Warum halten Sie sich nicht mehr an die wirklich großen Komponisten: Schütz, Bach, Haydn, Mozart, Mendelssohn, Brahms?
Nun, in der letzten Saison hatten wir repräsentative Werke von Bach, Gluck, Mozart, Beethoven, Schubert und Brahms im Programm. Ich reiße mich nicht darum, Mozart-Opern aufzuführen oder mit Orchestern auf modernen Instrumenten historische Aufführungspraxis zu trainieren. Und außerdem: in vielen Inszenierungen gerade von Repertoire-Opern kann die musikalische Seite nicht die Rolle spielen, die ich mir wünsche – auch in den allermeisten Kritiken wird sie nur am Rande erwähnt.

Sie machen doch nicht Musik für Kritiker.
Manchmal schon . . . Aber ich habe das große Glück, selbst entscheiden zu können, welche Programme von meinen Ensembles aufgeführt werden. So finde ich es nicht reizvoll, als Gast zu arbeiten.

Sie sind ein eifriger Sucher, Ausgräber und befahren gerne Nebengleise – aber man wird wohl doch selten Entdeckungen machen, die an die großen Sachen heranreichen.
Auf Monteverdi oder Zelenka wären wir wohl ohne ihre Zentenarfeiern nicht gestoßen. Mir macht es wahnsinnig Spaß, in neuen Partituren harmonische, rhythmische und melodische Zusammenhänge zu lesen, die ich noch nicht kenne. Und herauszufinden, was das Besondere bei einem Komponisten wie Danzi ist, dessen „Berggeist“ wir neulich ausgegraben haben.
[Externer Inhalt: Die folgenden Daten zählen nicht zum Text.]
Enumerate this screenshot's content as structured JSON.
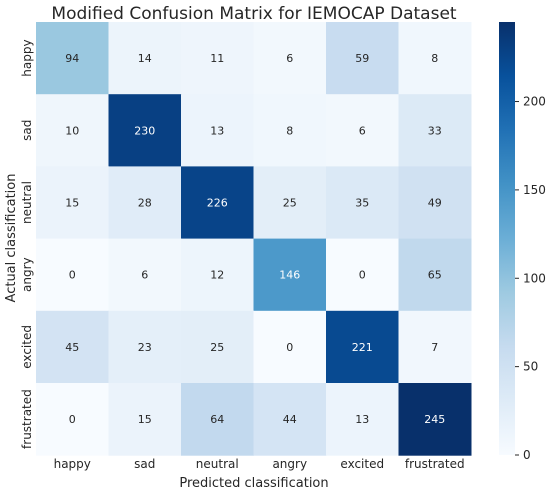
{
  "chart_data": {
    "type": "heatmap",
    "title": "Modified Confusion Matrix for IEMOCAP Dataset",
    "xlabel": "Predicted classification",
    "ylabel": "Actual classification",
    "x_categories": [
      "happy",
      "sad",
      "neutral",
      "angry",
      "excited",
      "frustrated"
    ],
    "y_categories": [
      "happy",
      "sad",
      "neutral",
      "angry",
      "excited",
      "frustrated"
    ],
    "values": [
      [
        94,
        14,
        11,
        6,
        59,
        8
      ],
      [
        10,
        230,
        13,
        8,
        6,
        33
      ],
      [
        15,
        28,
        226,
        25,
        35,
        49
      ],
      [
        0,
        6,
        12,
        146,
        0,
        65
      ],
      [
        45,
        23,
        25,
        0,
        221,
        7
      ],
      [
        0,
        15,
        64,
        44,
        13,
        245
      ]
    ],
    "colormap": "Blues",
    "color_range": [
      0,
      245
    ],
    "colorbar_ticks": [
      0,
      50,
      100,
      150,
      200
    ],
    "grid": false
  }
}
Ihr ästhetischer Antipode hier in Stuttgart, Helmuth Rilling, tritt bald ab. Ändert sich für Sie dadurch etwas?
Ja, die künstlerische Konkurrenz mit der Bachakademie wird zunehmen. Hans-Christoph Rademann wird zumindest mittelfristig auf die historische Aufführungspraxis setzen – man kann im Weihnachtsoratorium die Hirtenarie einfach nicht mehr mit einer Querflöte spielen lassen, das muss eine Traversflöte sein. Aber ich stelle mich dieser Situation, ich werde wahrscheinlich 2013 mein erstes Weihnachtsoratorium leiten – populärer geht’s doch nicht, oder?